As for the exchange rate, FMIC-UA&P in its latest “Market Call” report said the peso vis-à-vis the US dollar will continue to be in a depreciation mode in 2023.
The Metrobank-affiliate analysts said despite the local currency regaining lost grounds in November and December at the P55 level from the P57-59 range in September and October, the exchange rate will have more deprecition pressures in the next months.
“The USD-PHP (US dollar-Philippine peso) rate has strengthened in November and December (but) this will prove unsustainable, and so expect renewed weakening starting Q1 2023,” said FMIC-UA&P.
Last week, Bangko Sentral ng Pilipinas (BSP) Governor Felipe M. Medalla said that with the peso seem to be stabilizing at the P55-56 level and with the US dollar no longer as strong, the exchange rate is not a source of concern when it comes to its impact on inflation.
Medalla also said inflation will still peak in December and not in January.

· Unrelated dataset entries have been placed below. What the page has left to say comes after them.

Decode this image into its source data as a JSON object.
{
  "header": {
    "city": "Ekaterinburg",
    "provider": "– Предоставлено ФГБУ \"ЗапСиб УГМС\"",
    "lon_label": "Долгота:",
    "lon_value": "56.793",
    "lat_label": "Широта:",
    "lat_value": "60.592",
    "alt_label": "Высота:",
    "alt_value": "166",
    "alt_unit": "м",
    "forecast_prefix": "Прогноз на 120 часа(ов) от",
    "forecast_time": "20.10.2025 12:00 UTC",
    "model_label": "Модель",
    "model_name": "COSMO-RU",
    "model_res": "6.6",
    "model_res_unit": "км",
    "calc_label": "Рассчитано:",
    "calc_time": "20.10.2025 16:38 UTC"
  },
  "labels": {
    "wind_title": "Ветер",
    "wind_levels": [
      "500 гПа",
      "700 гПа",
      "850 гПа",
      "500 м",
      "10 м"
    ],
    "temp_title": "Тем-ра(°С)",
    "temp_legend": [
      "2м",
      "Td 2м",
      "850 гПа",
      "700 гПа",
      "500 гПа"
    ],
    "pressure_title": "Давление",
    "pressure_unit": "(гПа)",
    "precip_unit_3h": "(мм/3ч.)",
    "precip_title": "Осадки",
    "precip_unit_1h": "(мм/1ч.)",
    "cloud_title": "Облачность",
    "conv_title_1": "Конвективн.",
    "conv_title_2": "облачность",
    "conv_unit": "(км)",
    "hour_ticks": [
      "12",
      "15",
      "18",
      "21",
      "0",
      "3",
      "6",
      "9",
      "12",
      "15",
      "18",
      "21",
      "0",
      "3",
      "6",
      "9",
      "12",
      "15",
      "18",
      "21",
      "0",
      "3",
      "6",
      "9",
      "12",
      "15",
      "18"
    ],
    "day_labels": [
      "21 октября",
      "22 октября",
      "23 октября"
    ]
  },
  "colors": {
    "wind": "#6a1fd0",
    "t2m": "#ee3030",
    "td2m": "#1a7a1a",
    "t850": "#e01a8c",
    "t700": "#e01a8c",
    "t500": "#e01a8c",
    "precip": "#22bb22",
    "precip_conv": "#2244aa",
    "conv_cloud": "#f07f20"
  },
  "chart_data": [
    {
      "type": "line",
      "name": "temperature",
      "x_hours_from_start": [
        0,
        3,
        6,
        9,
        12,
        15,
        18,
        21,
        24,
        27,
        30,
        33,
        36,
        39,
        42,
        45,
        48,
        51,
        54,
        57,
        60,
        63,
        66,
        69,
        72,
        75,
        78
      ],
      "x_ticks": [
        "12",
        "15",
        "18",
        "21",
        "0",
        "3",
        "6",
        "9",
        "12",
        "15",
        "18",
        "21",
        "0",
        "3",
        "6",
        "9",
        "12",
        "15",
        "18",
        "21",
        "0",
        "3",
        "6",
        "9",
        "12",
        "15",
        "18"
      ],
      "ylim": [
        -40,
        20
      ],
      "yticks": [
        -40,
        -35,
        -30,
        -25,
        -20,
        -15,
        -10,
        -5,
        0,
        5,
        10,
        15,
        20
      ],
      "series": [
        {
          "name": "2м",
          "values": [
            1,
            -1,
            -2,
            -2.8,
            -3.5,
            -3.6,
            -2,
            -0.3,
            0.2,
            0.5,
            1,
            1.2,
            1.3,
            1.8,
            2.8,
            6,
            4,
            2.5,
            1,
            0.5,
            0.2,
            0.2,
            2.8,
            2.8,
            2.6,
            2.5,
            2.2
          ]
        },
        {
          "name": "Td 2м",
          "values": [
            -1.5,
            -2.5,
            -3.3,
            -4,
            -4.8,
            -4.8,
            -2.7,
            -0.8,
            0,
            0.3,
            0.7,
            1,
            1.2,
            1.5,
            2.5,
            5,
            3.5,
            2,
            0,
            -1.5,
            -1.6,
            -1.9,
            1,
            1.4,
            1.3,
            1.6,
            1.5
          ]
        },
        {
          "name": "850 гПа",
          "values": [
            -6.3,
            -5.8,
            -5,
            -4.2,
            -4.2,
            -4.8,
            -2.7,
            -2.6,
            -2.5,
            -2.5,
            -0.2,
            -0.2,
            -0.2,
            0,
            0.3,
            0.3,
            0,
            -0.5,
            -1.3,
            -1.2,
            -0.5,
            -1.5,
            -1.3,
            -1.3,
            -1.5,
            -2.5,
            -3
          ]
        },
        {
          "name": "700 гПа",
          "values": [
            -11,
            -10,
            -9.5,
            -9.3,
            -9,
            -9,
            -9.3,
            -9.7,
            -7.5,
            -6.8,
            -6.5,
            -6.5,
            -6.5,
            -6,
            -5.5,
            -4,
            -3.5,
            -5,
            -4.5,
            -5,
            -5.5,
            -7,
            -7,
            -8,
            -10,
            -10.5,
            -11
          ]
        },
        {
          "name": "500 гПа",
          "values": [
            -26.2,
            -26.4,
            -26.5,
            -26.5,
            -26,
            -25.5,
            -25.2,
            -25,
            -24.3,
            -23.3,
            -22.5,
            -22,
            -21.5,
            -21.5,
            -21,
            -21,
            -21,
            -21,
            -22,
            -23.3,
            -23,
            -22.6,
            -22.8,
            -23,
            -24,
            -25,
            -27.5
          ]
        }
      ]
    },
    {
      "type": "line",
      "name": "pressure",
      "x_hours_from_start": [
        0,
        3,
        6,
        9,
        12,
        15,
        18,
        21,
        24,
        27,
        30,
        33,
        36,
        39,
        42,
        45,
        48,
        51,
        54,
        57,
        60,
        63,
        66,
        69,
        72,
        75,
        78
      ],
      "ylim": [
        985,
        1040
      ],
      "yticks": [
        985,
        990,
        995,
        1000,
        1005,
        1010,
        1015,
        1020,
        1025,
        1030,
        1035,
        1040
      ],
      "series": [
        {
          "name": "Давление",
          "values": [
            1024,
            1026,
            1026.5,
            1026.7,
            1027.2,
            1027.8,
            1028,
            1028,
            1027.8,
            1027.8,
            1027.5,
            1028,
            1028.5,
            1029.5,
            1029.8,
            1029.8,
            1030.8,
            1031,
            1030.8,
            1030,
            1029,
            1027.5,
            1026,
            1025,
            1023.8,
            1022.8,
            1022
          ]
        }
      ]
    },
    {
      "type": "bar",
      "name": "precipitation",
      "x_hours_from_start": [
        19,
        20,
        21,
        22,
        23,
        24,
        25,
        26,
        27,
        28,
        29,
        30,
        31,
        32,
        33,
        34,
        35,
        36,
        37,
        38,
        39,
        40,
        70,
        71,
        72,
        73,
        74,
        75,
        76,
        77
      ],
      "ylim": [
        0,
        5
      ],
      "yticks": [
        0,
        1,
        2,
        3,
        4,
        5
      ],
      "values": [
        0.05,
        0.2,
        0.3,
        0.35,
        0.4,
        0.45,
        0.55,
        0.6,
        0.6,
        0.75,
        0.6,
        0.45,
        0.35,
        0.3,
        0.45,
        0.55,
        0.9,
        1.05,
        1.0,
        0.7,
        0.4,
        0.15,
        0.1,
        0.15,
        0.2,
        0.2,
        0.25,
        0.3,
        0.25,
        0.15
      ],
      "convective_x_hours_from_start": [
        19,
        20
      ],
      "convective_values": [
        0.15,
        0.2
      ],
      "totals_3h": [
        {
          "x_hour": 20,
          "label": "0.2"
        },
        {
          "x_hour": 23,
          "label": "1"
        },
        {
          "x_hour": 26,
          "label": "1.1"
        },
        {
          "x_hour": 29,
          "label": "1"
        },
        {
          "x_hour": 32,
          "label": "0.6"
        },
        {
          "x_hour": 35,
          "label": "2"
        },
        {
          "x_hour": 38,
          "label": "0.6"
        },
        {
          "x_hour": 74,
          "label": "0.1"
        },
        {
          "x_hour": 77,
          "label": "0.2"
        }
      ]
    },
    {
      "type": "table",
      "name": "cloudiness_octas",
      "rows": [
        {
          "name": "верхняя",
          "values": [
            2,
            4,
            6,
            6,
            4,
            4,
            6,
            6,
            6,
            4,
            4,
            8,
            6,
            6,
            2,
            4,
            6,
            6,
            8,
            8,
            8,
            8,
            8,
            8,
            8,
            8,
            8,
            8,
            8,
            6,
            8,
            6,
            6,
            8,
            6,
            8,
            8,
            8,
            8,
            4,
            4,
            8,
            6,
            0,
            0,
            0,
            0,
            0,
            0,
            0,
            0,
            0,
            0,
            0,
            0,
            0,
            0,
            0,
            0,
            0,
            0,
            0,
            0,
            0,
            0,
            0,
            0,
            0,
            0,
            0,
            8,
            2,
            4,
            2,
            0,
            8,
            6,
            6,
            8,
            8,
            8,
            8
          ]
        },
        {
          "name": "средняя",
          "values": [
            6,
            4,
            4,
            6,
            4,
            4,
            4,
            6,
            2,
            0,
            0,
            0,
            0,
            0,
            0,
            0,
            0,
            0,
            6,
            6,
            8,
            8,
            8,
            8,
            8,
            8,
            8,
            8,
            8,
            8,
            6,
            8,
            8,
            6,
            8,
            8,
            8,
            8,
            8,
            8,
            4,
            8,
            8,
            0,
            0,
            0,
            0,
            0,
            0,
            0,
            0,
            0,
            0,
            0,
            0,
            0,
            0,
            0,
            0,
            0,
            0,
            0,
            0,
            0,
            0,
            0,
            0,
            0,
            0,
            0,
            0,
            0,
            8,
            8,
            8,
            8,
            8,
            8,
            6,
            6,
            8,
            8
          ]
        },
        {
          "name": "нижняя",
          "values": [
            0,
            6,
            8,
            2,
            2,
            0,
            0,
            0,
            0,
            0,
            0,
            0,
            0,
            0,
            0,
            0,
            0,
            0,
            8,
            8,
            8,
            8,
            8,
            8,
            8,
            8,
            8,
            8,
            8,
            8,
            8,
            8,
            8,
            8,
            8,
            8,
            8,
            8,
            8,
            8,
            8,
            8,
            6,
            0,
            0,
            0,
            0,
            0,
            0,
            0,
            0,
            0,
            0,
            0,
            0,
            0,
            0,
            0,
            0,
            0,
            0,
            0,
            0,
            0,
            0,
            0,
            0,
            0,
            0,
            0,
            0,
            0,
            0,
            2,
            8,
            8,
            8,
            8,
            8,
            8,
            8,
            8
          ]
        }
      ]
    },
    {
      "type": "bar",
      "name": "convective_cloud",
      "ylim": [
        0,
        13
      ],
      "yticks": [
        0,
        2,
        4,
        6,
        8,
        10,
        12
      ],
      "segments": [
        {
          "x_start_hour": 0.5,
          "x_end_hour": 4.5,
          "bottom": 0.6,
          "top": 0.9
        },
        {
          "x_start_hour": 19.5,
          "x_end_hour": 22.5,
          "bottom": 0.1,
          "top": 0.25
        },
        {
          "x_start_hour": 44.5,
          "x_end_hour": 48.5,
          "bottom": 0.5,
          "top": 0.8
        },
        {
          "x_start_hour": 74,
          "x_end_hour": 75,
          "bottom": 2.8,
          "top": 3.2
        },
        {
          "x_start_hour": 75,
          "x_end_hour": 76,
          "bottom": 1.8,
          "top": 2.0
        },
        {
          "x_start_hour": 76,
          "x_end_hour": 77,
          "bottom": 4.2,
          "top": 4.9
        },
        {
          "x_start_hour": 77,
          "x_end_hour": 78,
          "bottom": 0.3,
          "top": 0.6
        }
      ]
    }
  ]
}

The negative base effects are working in favor of the January rate, he said. The BSP had thought previously that inflation will peak in October but typhoons derailed this inflation path.
The eight percent inflation in November has brought year-to-date average at 5.6 percent. The BSP forecasts an average inflation of 5.8 percent for 2022, 4.5 percent in 2023 and 2.8 percent in 2024.
The easing global oil and non-oil prices, negative base effects, and the impact of BSP’s 350 basis points (bps) cumulative policy rate adjustments will ensure inflation path will decelerate in 2023 until 2024.
Medalla has often said that BSP’s series of rate hikes are intended to address the risks to the inflation outlook and anchor inflation expectations as the economy recovers from the pandemic
During the Development Budget Coordination Committee (DBCC) meeting earlier this month, the BSP recommended to retain the current medium term inflation target of two percent to four percent for 2023 until 2026.
The BSP said the inflation target range “continues to be an appropriate quantitative representation of the medium-term goal of price stability that is optimal for the Philippines given the current structure of the economy and outlook for macroeconomic conditions over the next few years.”
The BSP expects the economy to sustain its growth momentum in the medium term, especially with the easing of mobility restrictions which will boost business and tourism-related activities, and increase investments.
The BSP is confident that the 350 bps interest rate increases support the medium-term growth outlook “as price stability promotes efficient allocation of resources and preserves the purchasing power of households.”
“Global oil and food prices are expected to moderate over the policy horizon, thereby easing the pressures on prices of domestic goods. However, domestic agricultural production continues to face challenges, particularly from weather disturbances, animal diseases, and global supply constraints. For this reason, the BSP continues to support the government’s implementation of timely non-monetary measures to address supply-side price pressures,” said the BSP.